COSER LO QUE YA NO SE PUEDE SALVAR
En su nuevo libro, Cuando estés feliz, golpea primero, que saldrá en septiembre de 2026 también en Impedimenta, la autora vuelve al territorio de la memoria pero desde un lugar más íntimo: su padre, periodista a contrapelo durante la época soviética. «No es su historia exacta, pero sí la de su generación. Mi padre amaba la literatura incluso más que a su familia, creo. Este libro es también una forma de entender de dónde vengo y de qué estaba hecho su tiempo. Y no me interesa separar qué parte es real y cuál inventada. Lo importante es lo que cuenta la voz que narra. Estoy deseando que llegue a mis lectores españoles», dice, con una característica mezcla de serenidad y pudor que caracteriza su forma de hablar. Su voz, templada, deja una sensación de consuelo raro: la de quien no promete esperanza, pero sí sentido.

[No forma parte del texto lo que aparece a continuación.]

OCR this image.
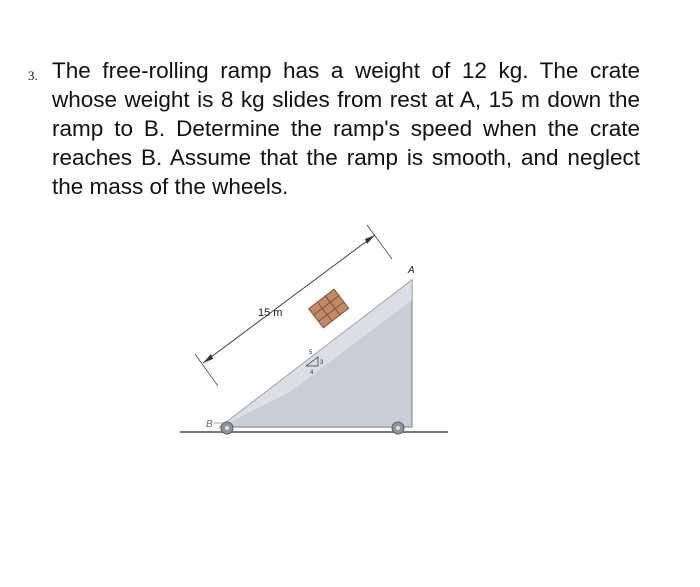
3. The free-rolling ramp has a weight of 12 kg. The crate whose weight is 8 kg slides from rest at A, 15 m down the ramp to B. Determine the ramp's speed when the crate reaches B. Assume that the ramp is smooth, and neglect the mass of the wheels.
15 m
5
3
4
A
B
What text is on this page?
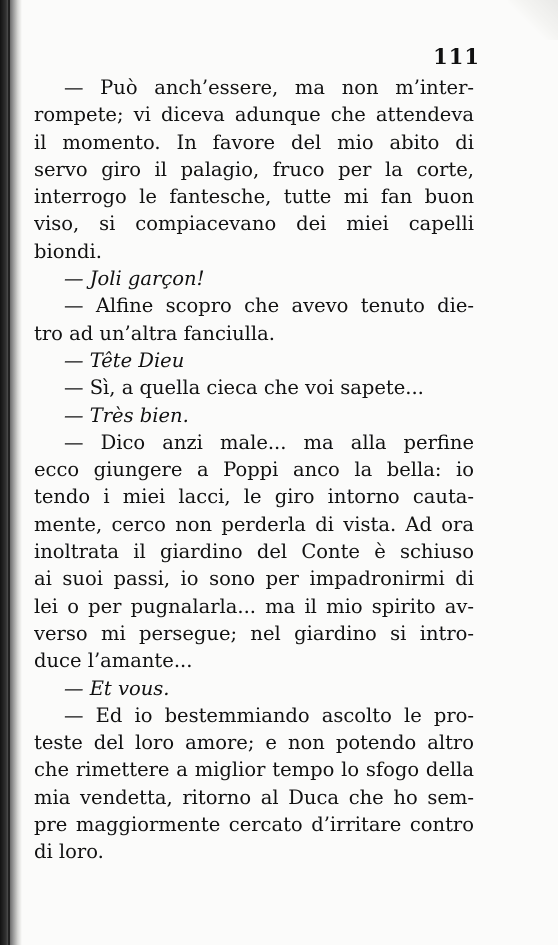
111
— Può anch’essere, ma non m’inter-
rompete; vi diceva adunque che attendeva
il momento. In favore del mio abito di
servo giro il palagio, fruco per la corte,
interrogo le fantesche, tutte mi fan buon
viso, si compiacevano dei miei capelli
biondi.
— Joli garçon!
— Alfine scopro che avevo tenuto die-
tro ad un’altra fanciulla.
— Tête Dieu
— Sì, a quella cieca che voi sapete...
— Très bien.
— Dico anzi male... ma alla perfine
ecco giungere a Poppi anco la bella: io
tendo i miei lacci, le giro intorno cauta-
mente, cerco non perderla di vista. Ad ora
inoltrata il giardino del Conte è schiuso
ai suoi passi, io sono per impadronirmi di
lei o per pugnalarla... ma il mio spirito av-
verso mi persegue; nel giardino si intro-
duce l’amante...
— Et vous.
— Ed io bestemmiando ascolto le pro-
teste del loro amore; e non potendo altro
che rimettere a miglior tempo lo sfogo della
mia vendetta, ritorno al Duca che ho sem-
pre maggiormente cercato d’irritare contro
di loro.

Hay autoras que escriben como si bordaran sobre una herida. Tatiana Tîbuleac es una de ellas. En su prosa –tensa, precisa, fragmentada, brutalmente poética–, la memoria no se ofrece solo como refugio, sino como un territorio minado donde cada palabra desentierra una verdad íntima y colectiva. Leerla es cruzar una misma varias fronteras: entre lenguas, entre madres e hijos, padres e hijas, entre el silencio y la posibilidad de decir. Su escritura viene de un frío específico –el de la doble pertenencia histórica de Moldavia, de la nostalgia del ruso, del rumor de una Europa que aún recuerda sus muros y la clausura de muchas posibilidades–, pero lo que entrega al lector es el calor de la literatura en estado puro. Tatiana Tîbuleac escribe para coser lo que ya no se puede salvar: la infancia, la culpa, los vínculos fracturados, las identidades perdidas. Porque en su obra, como en la memoria misma, la herida no desaparece: se nombra para ser representada, interrogada, puesta en crisis, renombrada. Y al hacerlo, se transforma, con el anhelo de convertirse en algo no solo artísticamente significativo, sino también socialmente reparador. Hagan la prueba, abran uno de sus libros y déjense llevar desde el principio: «Aquella mañana en la que la odiaba más que nunca, mi madre cumplió treinta y nueve años. Era bajita y gorda, tonta y fea. Era la madre más inútil que haya existido jamás».